Nanotechnology plays an important roal in semiconductor manufacturing and fabrication. For a range of nanotechnology applications, semiconductor nanowires will need to be grown with high precision and control. Zhou studied the growth of gallium phosphide (GaP) nanowires using chemical vapor deposition within a transmission electron microscope and worked out conditions that could generate regular and predictable wire growth.

“I have been highly interested in science ever since I studied at junor high school, and I like to conduct experiments.” Zhou said in an earlier report.

According to Science magzine, in the growth of nanoscale device structures, the ultimate goal is atomic-level precision. By growing III-V nanowires in a transmission electron microscope, which measured the local kinetics in situ as each atomic plane was added at the catalyst-nanowire growth interface by the vapor-liquid-solid process.

However, during growth of gallium phosphide nanowires at typical V/III ratios, Chou's team found surprising fluctuations in growth rate, even under steady growth conditions. They correlated these fluctuations with the formation of twin defects in the nanowire, and found that these variations can be suppressed by switching to growth conditions with a low V/III ratio.

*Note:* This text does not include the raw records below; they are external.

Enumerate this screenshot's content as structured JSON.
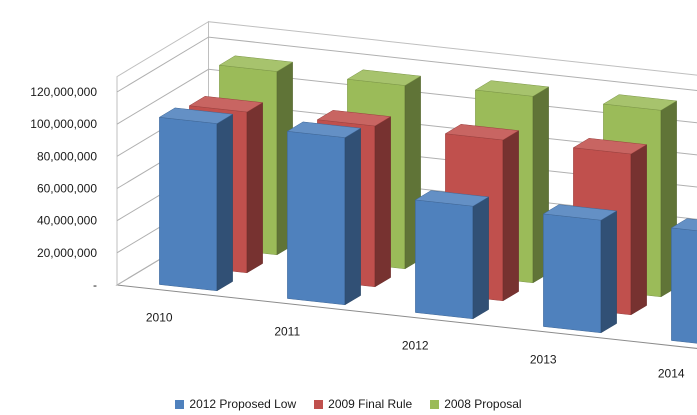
{
  "chart_data": {
    "type": "bar",
    "subtype": "3d-clustered-depth",
    "categories": [
      "2010",
      "2011",
      "2012",
      "2013",
      "2014"
    ],
    "series": [
      {
        "name": "2012 Proposed Low",
        "color": "#4F81BD",
        "values": [
          104000000,
          104000000,
          70000000,
          70000000,
          70000000
        ]
      },
      {
        "name": "2009 Final Rule",
        "color": "#C0504D",
        "values": [
          100000000,
          100000000,
          100000000,
          100000000,
          90000000
        ]
      },
      {
        "name": "2008 Proposal",
        "color": "#9BBB59",
        "values": [
          114000000,
          114000000,
          116000000,
          116000000,
          116000000
        ]
      }
    ],
    "ylim": [
      0,
      120000000
    ],
    "yticks": [
      "-",
      "20,000,000",
      "40,000,000",
      "60,000,000",
      "80,000,000",
      "100,000,000",
      "120,000,000"
    ],
    "grid": true,
    "legend": "bottom",
    "title": "",
    "xlabel": "",
    "ylabel": ""
  }
}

Moreover, they derive a growth model showing that this unexpected variation in local growth kinetics reflects the very different supply pathways of the V and III species. The model explains under which conditions the growth rate can be controlled precisely at the atomic level.

Silicon nanowires have been widely used nowadays, this research found out that III-V nanowires better than silicon nanowires, which makes 3C products more compact, efficient, and conserve electricity. III-V nanowires are likely to be put into practice years from now.